The other Gifted folded their arms, staring at the scene, as if they hadn’t yet processed it.
“We are the most intelligent beings on the planet, but we have our perils.” Herman sighed. “If only our bodies were as strong as our minds.”
William surveyed Barron’s body on the bed. His victim. Any remorse he might’ve felt was buried by the memory of his friends, rotting away in the city below. Looking around at all the wart-covered figures in the room, he couldn’t help but picture them alongside Barron.
“Shall we have a service for him?” asked Leonard, cocking his wart-covered head.
“Perhaps those in the city will
mourn,” Amelia suggested.
“Mourn?” Tolstoy scoffed, as if he had stepped in a putrid puddle. “They will not mourn. They will blow their pale noses and smear their watery eyes, but they will welcome our end, because they think it means something better. They would rejoice in Barron’s loss.”
“It is true,” Rudyard said, shaking his head. “They are misinformed. We should not speak of Barron’s death to the humans.”
“They do not deserve it,” Tolstoy spat emphatically. “We will honor him in a private service.” Turning to the handful of guards hovering by the door, who awaited his orders, he said, “Sneak his body to the Glass Houses and cremate him privately. When you are finished, bring his ashes to me.”
Chapter 43: Kirby
Shrill screaming ripped Kirby awake.
She sat up quickly, looking around her small hovel in the morning light. Blinking through the pain of her swollen eye, she saw several guards in the room, arguing with Esmeralda.

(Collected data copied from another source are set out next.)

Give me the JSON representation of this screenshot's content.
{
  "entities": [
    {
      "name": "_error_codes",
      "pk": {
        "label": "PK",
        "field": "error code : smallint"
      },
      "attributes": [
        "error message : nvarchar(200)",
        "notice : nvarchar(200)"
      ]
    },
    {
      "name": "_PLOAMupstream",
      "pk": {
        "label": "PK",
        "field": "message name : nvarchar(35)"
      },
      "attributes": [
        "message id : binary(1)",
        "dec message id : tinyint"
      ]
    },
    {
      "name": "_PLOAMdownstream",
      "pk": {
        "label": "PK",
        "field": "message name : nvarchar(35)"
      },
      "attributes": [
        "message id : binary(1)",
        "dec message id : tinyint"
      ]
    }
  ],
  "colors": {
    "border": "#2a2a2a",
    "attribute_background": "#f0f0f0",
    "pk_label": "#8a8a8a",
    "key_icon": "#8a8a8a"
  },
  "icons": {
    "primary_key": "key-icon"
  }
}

Fiona screamed from Esmeralda’s arms.
“Please!” Esmeralda cried, to the uncaring faces of the guards.
Kirby tossed aside her bedroll. A guard stopped her before she stood.
“Stay down,” he ordered, standing near her to make sure she complied. “You don’t want to get involved.”

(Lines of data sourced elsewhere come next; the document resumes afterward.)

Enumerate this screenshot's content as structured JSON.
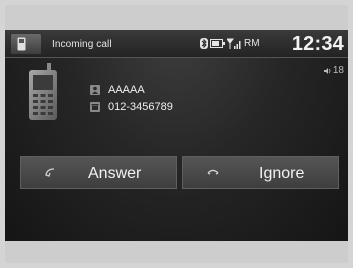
{
  "header": {
    "title": "Incoming call",
    "network": "RM",
    "clock": "12:34",
    "icons": [
      "phone-icon",
      "bluetooth-icon",
      "battery-icon",
      "signal-icon"
    ]
  },
  "volume": {
    "level": "18",
    "icon": "speaker-icon"
  },
  "caller": {
    "name": "AAAAA",
    "number": "012-3456789",
    "name_icon": "contact-icon",
    "number_icon": "phone-number-icon"
  },
  "actions": {
    "answer_label": "Answer",
    "ignore_label": "Ignore",
    "answer_icon": "phone-pickup-icon",
    "ignore_icon": "phone-hangup-icon"
  },
  "colors": {
    "screen_bg": "#1e1e1e",
    "button_bg": "#4a4a4a",
    "text": "#f2f2f2",
    "frame": "#cdcdcd"
  }
}
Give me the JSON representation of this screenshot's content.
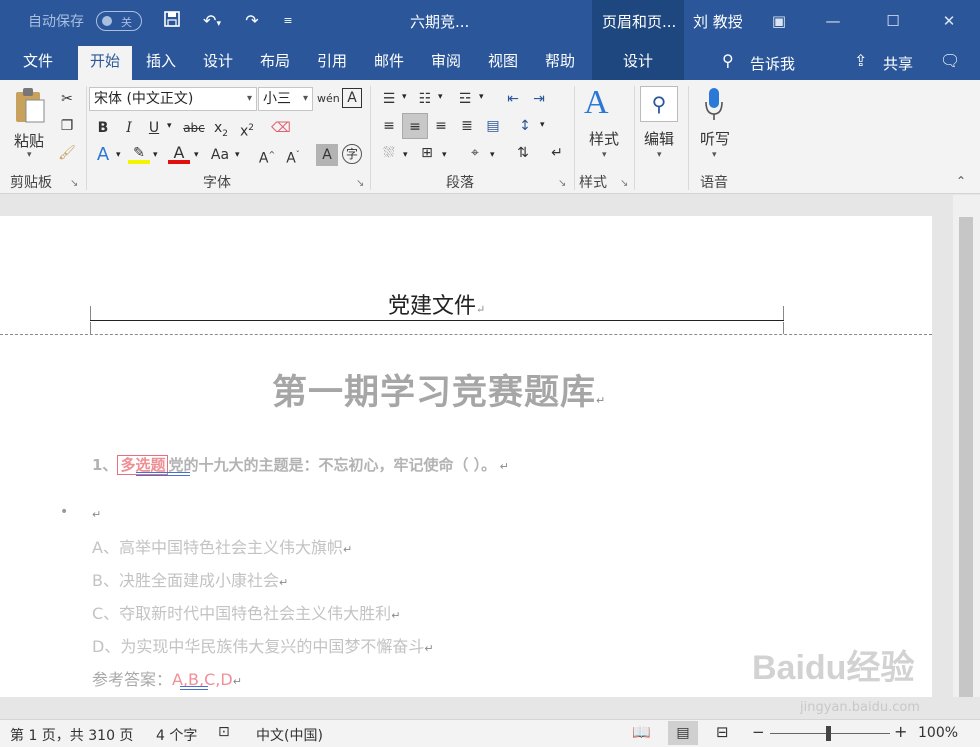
{
  "titlebar": {
    "autosave_label": "自动保存",
    "autosave_state": "关",
    "doc_title": "六期竞...",
    "context_tab_title": "页眉和页...",
    "user_name": "刘 教授"
  },
  "tabs": [
    "文件",
    "开始",
    "插入",
    "设计",
    "布局",
    "引用",
    "邮件",
    "审阅",
    "视图",
    "帮助",
    "设计"
  ],
  "tell_me": "告诉我",
  "share": "共享",
  "ribbon": {
    "clipboard": {
      "paste": "粘贴",
      "label": "剪贴板"
    },
    "font": {
      "name": "宋体 (中文正文)",
      "size": "小三",
      "label": "字体"
    },
    "paragraph": {
      "label": "段落"
    },
    "styles": {
      "button": "样式",
      "label": "样式"
    },
    "editing": {
      "button": "编辑"
    },
    "voice": {
      "button": "听写",
      "label": "语音"
    }
  },
  "document": {
    "header": "党建文件",
    "heading": "第一期学习竞赛题库",
    "question_number": "1、",
    "question_tag": "多选题",
    "question_text": "党的十九大的主题是：不忘初心，牢记使命（ ）。",
    "options": [
      "A、高举中国特色社会主义伟大旗帜",
      "B、决胜全面建成小康社会",
      "C、夺取新时代中国特色社会主义伟大胜利",
      "D、为实现中华民族伟大复兴的中国梦不懈奋斗"
    ],
    "answer_label": "参考答案：",
    "answer_value": "A,B,C,D"
  },
  "statusbar": {
    "page": "第 1 页，共 310 页",
    "words": "4 个字",
    "language": "中文(中国)",
    "zoom": "100%"
  },
  "watermark": {
    "brand": "Baidu经验",
    "url": "jingyan.baidu.com"
  }
}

“Tomorrow, you’ll bring her to Isabella’s,” another guard told Esmeralda. “Those were the orders.”
“I just need a little more time,” Esmeralda pleaded.
“If you’re not at the shop for count, you’ll be punished,” the guard threatened. “You know how it goes.”

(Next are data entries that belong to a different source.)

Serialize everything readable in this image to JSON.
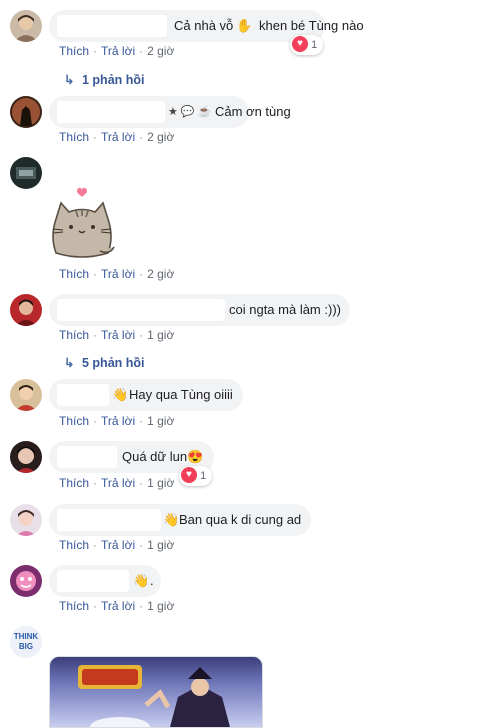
{
  "comments": [
    {
      "text": "Cả nhà vỗ",
      "text_after_emoji": "khen bé Tùng nào",
      "emoji": "✋",
      "like_label": "Thích",
      "reply_label": "Trả lời",
      "time": "2 giờ",
      "reaction_count": "1",
      "replies_label": "1 phản hồi"
    },
    {
      "emoji_prefix": "★ 💬 ☕",
      "text": "Cảm ơn tùng",
      "like_label": "Thích",
      "reply_label": "Trả lời",
      "time": "2 giờ"
    },
    {
      "sticker": "pusheen-cat-heart",
      "like_label": "Thích",
      "reply_label": "Trả lời",
      "time": "2 giờ"
    },
    {
      "text": "coi ngta mà làm :)))",
      "like_label": "Thích",
      "reply_label": "Trả lời",
      "time": "1 giờ",
      "replies_label": "5 phản hồi"
    },
    {
      "emoji": "👋",
      "text": "Hay qua Tùng oiiii",
      "like_label": "Thích",
      "reply_label": "Trả lời",
      "time": "1 giờ"
    },
    {
      "text": "Quá dữ lun",
      "emoji": "😍",
      "like_label": "Thích",
      "reply_label": "Trả lời",
      "time": "1 giờ",
      "reaction_count": "1"
    },
    {
      "emoji": "👋",
      "text": "Ban qua k di cung ad",
      "like_label": "Thích",
      "reply_label": "Trả lời",
      "time": "1 giờ"
    },
    {
      "emoji": "👋",
      "text": ".",
      "like_label": "Thích",
      "reply_label": "Trả lời",
      "time": "1 giờ"
    },
    {
      "avatar_text": "THINK BIG",
      "image": "game-promo-image"
    }
  ],
  "colors": {
    "bubble": "#f2f3f5",
    "link": "#385898",
    "meta": "#606770",
    "heart": "#f33e58"
  }
}
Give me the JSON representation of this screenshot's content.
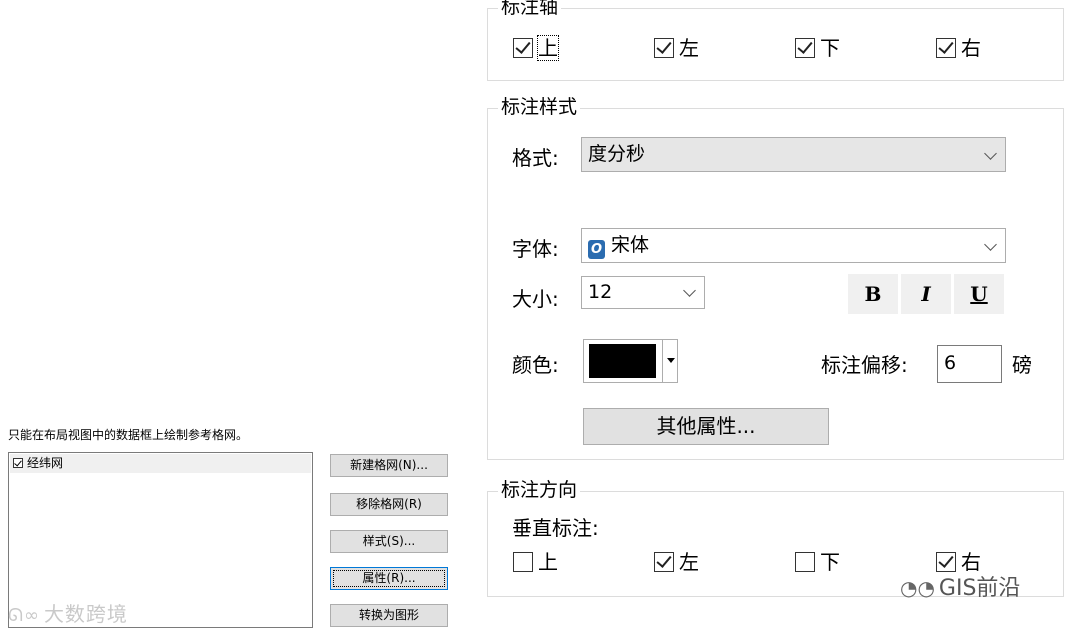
{
  "grid_panel": {
    "note": "只能在布局视图中的数据框上绘制参考格网。",
    "items": [
      {
        "label": "经纬网",
        "checked": true
      }
    ],
    "buttons": {
      "new_grid": "新建格网(N)...",
      "remove_grid": "移除格网(R)",
      "style": "样式(S)...",
      "properties": "属性(R)...",
      "convert": "转换为图形"
    }
  },
  "label_axes": {
    "title": "标注轴",
    "top": {
      "label": "上",
      "checked": true
    },
    "left": {
      "label": "左",
      "checked": true
    },
    "bottom": {
      "label": "下",
      "checked": true
    },
    "right": {
      "label": "右",
      "checked": true
    }
  },
  "label_style": {
    "title": "标注样式",
    "format_label": "格式:",
    "format_value": "度分秒",
    "font_label": "字体:",
    "font_value": "宋体",
    "size_label": "大小:",
    "size_value": "12",
    "bold": "B",
    "italic": "I",
    "underline": "U",
    "color_label": "颜色:",
    "color_value": "#000000",
    "offset_label": "标注偏移:",
    "offset_value": "6",
    "offset_unit": "磅",
    "more_button": "其他属性..."
  },
  "label_orientation": {
    "title": "标注方向",
    "vertical_label": "垂直标注:",
    "top": {
      "label": "上",
      "checked": false
    },
    "left": {
      "label": "左",
      "checked": true
    },
    "bottom": {
      "label": "下",
      "checked": false
    },
    "right": {
      "label": "右",
      "checked": true
    }
  },
  "watermarks": {
    "left": "大数跨境",
    "right": "GIS前沿"
  }
}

Esmeralda pleaded with a few guards, but they barely listened. They waved their hands, as if she were a circling gnat. One or two smiled in a way that showed they were used to the commotion and the tears.
“Not all of the new mothers want to go back to work,” the guard next to Kirby explained. “Sometimes they need a little coaxing.”
Kirby watched the guard, keeping expressionless.